Chase scenes filled with flashing lights, wailing sirens and screeching tires have long pumped action and drama into TV cop shows and movies about the police. In real life, the chases often end in tragedy.
A recent Miami County chase ended in a violent collision that killed the fleeing driver and the 32-year-old woman who was driving the vehicle he smashed into at high speed.
A news report says the tragic crash has sparked debate across Ohio over the conditions under which law enforcement should pursue fleeing suspects.
Speed kills
While that’s a topic worthy of thoughtful debate, there is really no debate over the crucial factor that makes police chases so dangerous: Speed.
The old saying that “speed kills” is as true in 2021 as it was back in the day.
A study earlier this year by the Insurance Institute for Highway Safety (IIHS), the AAA Foundation for Traffic Safety and Humanetics, a crash test dummy manufacturer made clear the enormous effect of speed in motor vehicle crashes.
Drivers want to save time and Ohio transportation officials try to oblige by improving traffic flow, but the cost is steep: Injury severity and the likelihood of fatalities rise dramatically when vehicles collide at higher speeds.
Diving into the data
Researchers conducted crash tests at three impact speeds: 40, 50 and 56 mph “to assess the effect of speeds on drivers,” said Dr. David Yang, executive director of the AAA Foundation for Traffic Safety, adding that they “learned that a small increase could make a big difference on the harm to a human body.

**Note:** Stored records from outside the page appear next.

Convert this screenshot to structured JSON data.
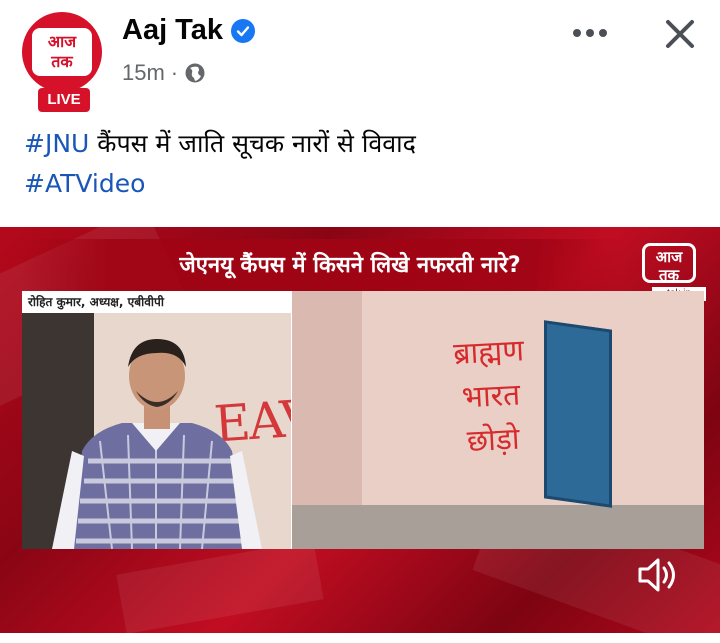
{
  "post": {
    "page_name": "Aaj Tak",
    "time_ago": "15m",
    "separator": "·",
    "avatar": {
      "logo_line1": "आज",
      "logo_line2": "तक",
      "live_label": "LIVE"
    },
    "caption": {
      "hashtag1": "#JNU",
      "line1_text": " कैंपस में जाति सूचक नारों से विवाद",
      "hashtag2": "#ATVideo"
    }
  },
  "video": {
    "headline": "जेएनयू कैंपस में किसने लिखे नफरती नारे?",
    "channel_logo_line1": "आज",
    "channel_logo_line2": "तक",
    "channel_url": "tak.in",
    "speaker_strap": "रोहित कुमार, अध्यक्ष, एबीवीपी",
    "graffiti_left": "EAVE",
    "graffiti_right_line1": "ब्राह्मण",
    "graffiti_right_line2": "भारत",
    "graffiti_right_line3": "छोड़ो"
  },
  "icons": {
    "verified": "verified-badge-icon",
    "globe": "globe-icon",
    "more": "more-options-icon",
    "close": "close-icon",
    "mute": "speaker-icon"
  },
  "colors": {
    "accent_red": "#d6112a",
    "hashtag_blue": "#1a56b8",
    "verified_blue": "#1877f2",
    "meta_gray": "#65676b"
  }
}
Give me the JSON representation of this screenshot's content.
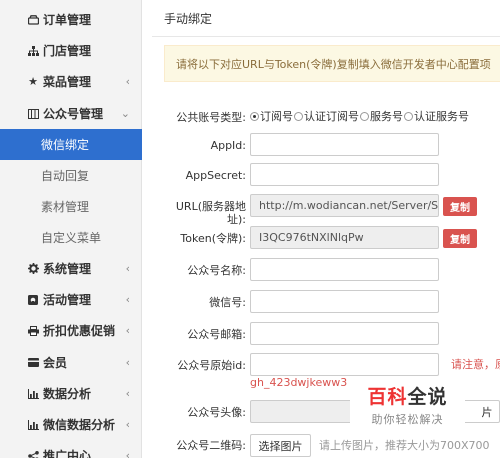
{
  "sidebar": {
    "items": [
      {
        "label": "订单管理",
        "icon": "drive-icon",
        "glyph": "⏏",
        "chevron": false
      },
      {
        "label": "门店管理",
        "icon": "sitemap-icon",
        "glyph": "⊥",
        "chevron": false
      },
      {
        "label": "菜品管理",
        "icon": "star-icon",
        "glyph": "★",
        "chevron": true
      },
      {
        "label": "公众号管理",
        "icon": "columns-icon",
        "glyph": "▥",
        "chevron": true,
        "expanded": true
      },
      {
        "label": "系统管理",
        "icon": "cog-icon",
        "glyph": "✿",
        "chevron": true
      },
      {
        "label": "活动管理",
        "icon": "github-icon",
        "glyph": "◘",
        "chevron": true
      },
      {
        "label": "折扣优惠促销",
        "icon": "print-icon",
        "glyph": "▤",
        "chevron": true
      },
      {
        "label": "会员",
        "icon": "card-icon",
        "glyph": "▬",
        "chevron": true
      },
      {
        "label": "数据分析",
        "icon": "bar-chart-icon",
        "glyph": "▙",
        "chevron": true
      },
      {
        "label": "微信数据分析",
        "icon": "bar-chart-icon",
        "glyph": "▙",
        "chevron": true
      },
      {
        "label": "推广中心",
        "icon": "share-icon",
        "glyph": "✚",
        "chevron": true
      }
    ],
    "subitems": [
      {
        "label": "微信绑定",
        "active": true
      },
      {
        "label": "自动回复"
      },
      {
        "label": "素材管理"
      },
      {
        "label": "自定义菜单"
      }
    ]
  },
  "main": {
    "title": "手动绑定",
    "notice": "请将以下对应URL与Token(令牌)复制填入微信开发者中心配置项"
  },
  "form": {
    "account_type": {
      "label": "公共账号类型:",
      "options": [
        "订阅号",
        "认证订阅号",
        "服务号",
        "认证服务号"
      ],
      "selected": 0
    },
    "appid_label": "AppId:",
    "appsecret_label": "AppSecret:",
    "url_label_line1": "URL(服务器地",
    "url_label_line2": "址):",
    "url_value": "http://m.wodiancan.net/Server/Server",
    "copy_label": "复制",
    "token_label": "Token(令牌):",
    "token_value": "I3QC976tNXlNlqPw",
    "name_label": "公众号名称:",
    "wechat_id_label": "微信号:",
    "email_label": "公众号邮箱:",
    "original_id_label": "公众号原始id:",
    "original_id_hint": "请注意，原",
    "original_id_example": "gh_423dwjkeww3",
    "avatar_label": "公众号头像:",
    "avatar_button_partial": "片",
    "qrcode_label": "公众号二维码:",
    "qrcode_button": "选择图片",
    "qrcode_help": "请上传图片，推荐大小为700X700"
  },
  "watermark": {
    "line1_a": "百科",
    "line1_b": "全说",
    "line2": "助你轻松解决"
  }
}
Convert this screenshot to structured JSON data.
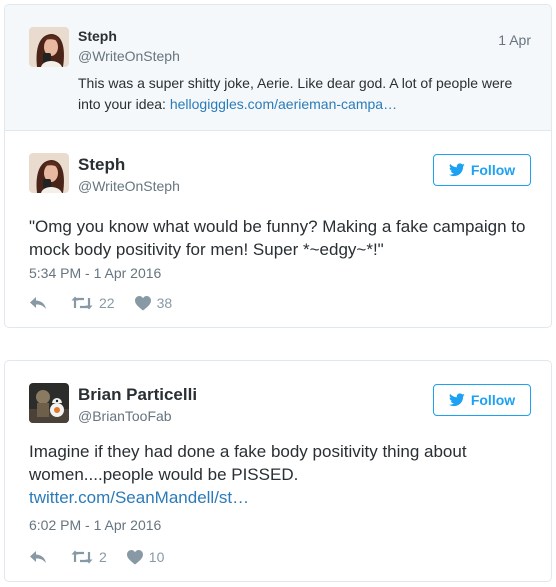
{
  "colors": {
    "twitter_blue": "#1da1f2",
    "link_blue": "#2b7bb9",
    "text_dark": "#292f33",
    "text_gray": "#66757f",
    "icon_gray": "#8899a6",
    "quote_bg": "#f5f8fa",
    "border": "#e1e8ed"
  },
  "tweet1": {
    "quoted": {
      "name": "Steph",
      "handle": "@WriteOnSteph",
      "date": "1 Apr",
      "text": "This was a super shitty joke, Aerie. Like dear god. A lot of people were into your idea: ",
      "link": "hellogiggles.com/aerieman-campa…"
    },
    "name": "Steph",
    "handle": "@WriteOnSteph",
    "follow_label": "Follow",
    "text": "\"Omg you know what would be funny? Making a fake campaign to mock body positivity for men! Super *~edgy~*!\"",
    "timestamp": "5:34 PM - 1 Apr 2016",
    "retweets": "22",
    "likes": "38",
    "icons": [
      "reply-icon",
      "retweet-icon",
      "heart-icon",
      "twitter-bird-icon"
    ]
  },
  "tweet2": {
    "name": "Brian Particelli",
    "handle": "@BrianTooFab",
    "follow_label": "Follow",
    "text": "Imagine if they had done a fake body positivity thing about women....people would be PISSED.",
    "link": "twitter.com/SeanMandell/st…",
    "timestamp": "6:02 PM - 1 Apr 2016",
    "retweets": "2",
    "likes": "10",
    "icons": [
      "reply-icon",
      "retweet-icon",
      "heart-icon",
      "twitter-bird-icon"
    ]
  }
}
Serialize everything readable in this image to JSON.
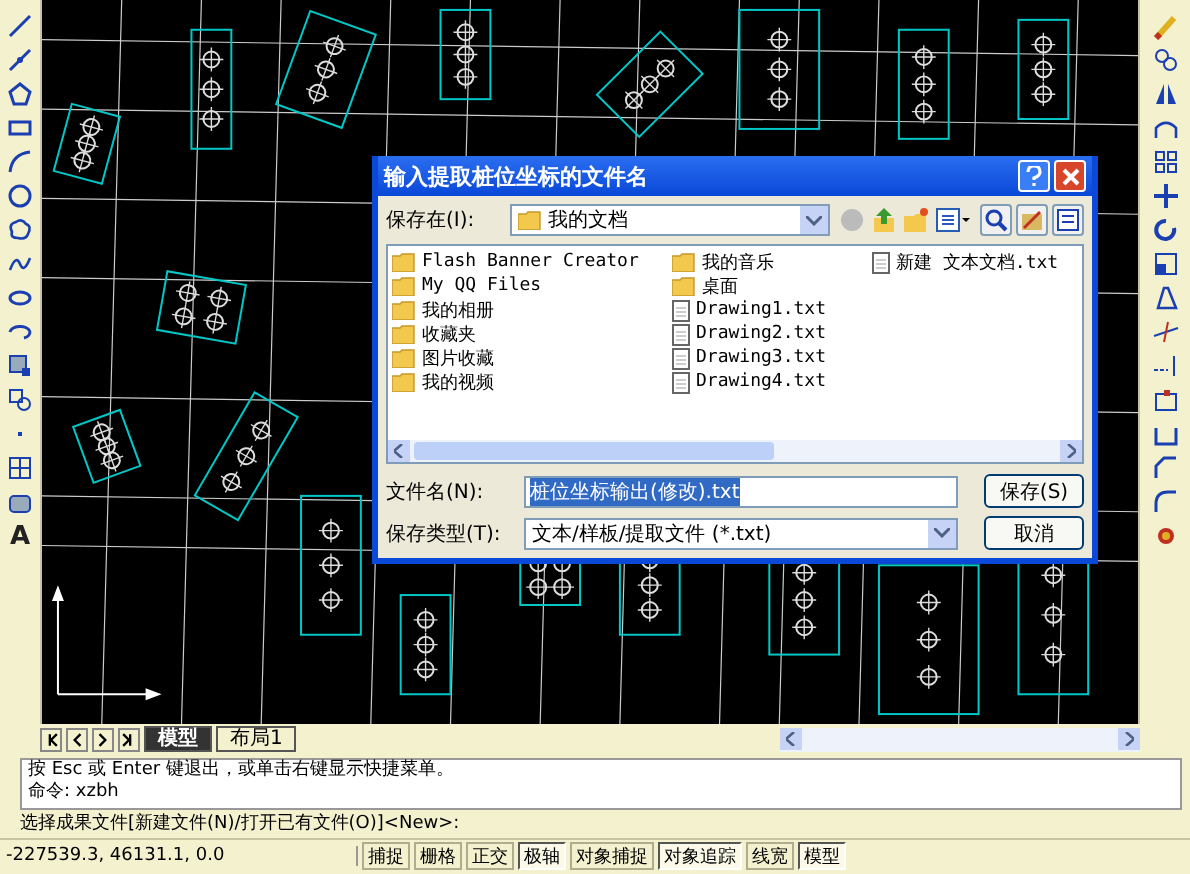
{
  "dialog": {
    "title": "输入提取桩位坐标的文件名",
    "save_in": {
      "label": "保存在(I):",
      "value": "我的文档"
    },
    "files": [
      {
        "name": "Flash Banner Creator",
        "kind": "folder"
      },
      {
        "name": "My QQ Files",
        "kind": "folder"
      },
      {
        "name": "我的相册",
        "kind": "folder"
      },
      {
        "name": "收藏夹",
        "kind": "folder"
      },
      {
        "name": "图片收藏",
        "kind": "folder"
      },
      {
        "name": "我的视频",
        "kind": "folder"
      },
      {
        "name": "我的音乐",
        "kind": "folder"
      },
      {
        "name": "桌面",
        "kind": "folder"
      },
      {
        "name": "Drawing1.txt",
        "kind": "file"
      },
      {
        "name": "Drawing2.txt",
        "kind": "file"
      },
      {
        "name": "Drawing3.txt",
        "kind": "file"
      },
      {
        "name": "Drawing4.txt",
        "kind": "file"
      },
      {
        "name": "新建 文本文档.txt",
        "kind": "file"
      }
    ],
    "file_name": {
      "label": "文件名(N):",
      "value": "桩位坐标输出(修改).txt"
    },
    "file_type": {
      "label": "保存类型(T):",
      "value": "文本/样板/提取文件 (*.txt)"
    },
    "buttons": [
      "保存(S)",
      "取消"
    ]
  },
  "draw_toolbar": {
    "text_tool": "A"
  },
  "layout_tabs": [
    {
      "label": "模型",
      "selected": true
    },
    {
      "label": "布局1",
      "selected": false
    }
  ],
  "command_lines": [
    "按 Esc 或 Enter 键退出，或单击右键显示快捷菜单。",
    "命令: xzbh"
  ],
  "prompt": "选择成果文件[新建文件(N)/打开已有文件(O)]<New>:",
  "status_bar": {
    "coordinates": "-227539.3, 46131.1, 0.0",
    "toggles": [
      {
        "label": "捕捉",
        "on": false
      },
      {
        "label": "栅格",
        "on": false
      },
      {
        "label": "正交",
        "on": false
      },
      {
        "label": "极轴",
        "on": true
      },
      {
        "label": "对象捕捉",
        "on": false
      },
      {
        "label": "对象追踪",
        "on": true
      },
      {
        "label": "线宽",
        "on": false
      },
      {
        "label": "模型",
        "on": true
      }
    ]
  }
}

Researchers found that at a 40-mph impact speed, the damage was limited to the vehicle and that there was only “minimal int rusion into the driver’s space,” IIHS said.
But at 50 mph, the driver-side door opening, foot area and dashboard all sustained “noticeable deformation.”
At 56 mph, the vehicle’s interior was “significantly compromised,” and the crash test dummy’s sensors registered severe neck injuries and lower leg fractures.
At both 50 and 56 mph impact speeds, the steering wheel airbags deployed. But the violent upward movement of the steering wheel caused it to compress the bag and slam into the dummy’s head, with “a high risk of facial fractures and severe brain injury.”
Unbreakable laws
“Cars are safer than they’ve ever been,” said Dr. David Harkey, IIHS president, “but nobody’s figured out how to make them defy the laws of physics.”
Think about this: If you are in an auto accident at 65 mph, the force of the impact would be the same as if you drove your vehicle off the top of a 12-story building.
Car accident injury victims and the families of those who suffer the ultimate loss in crashes can hold the person responsible for their pain and grief accountable in personal injury or wrongful death litigation.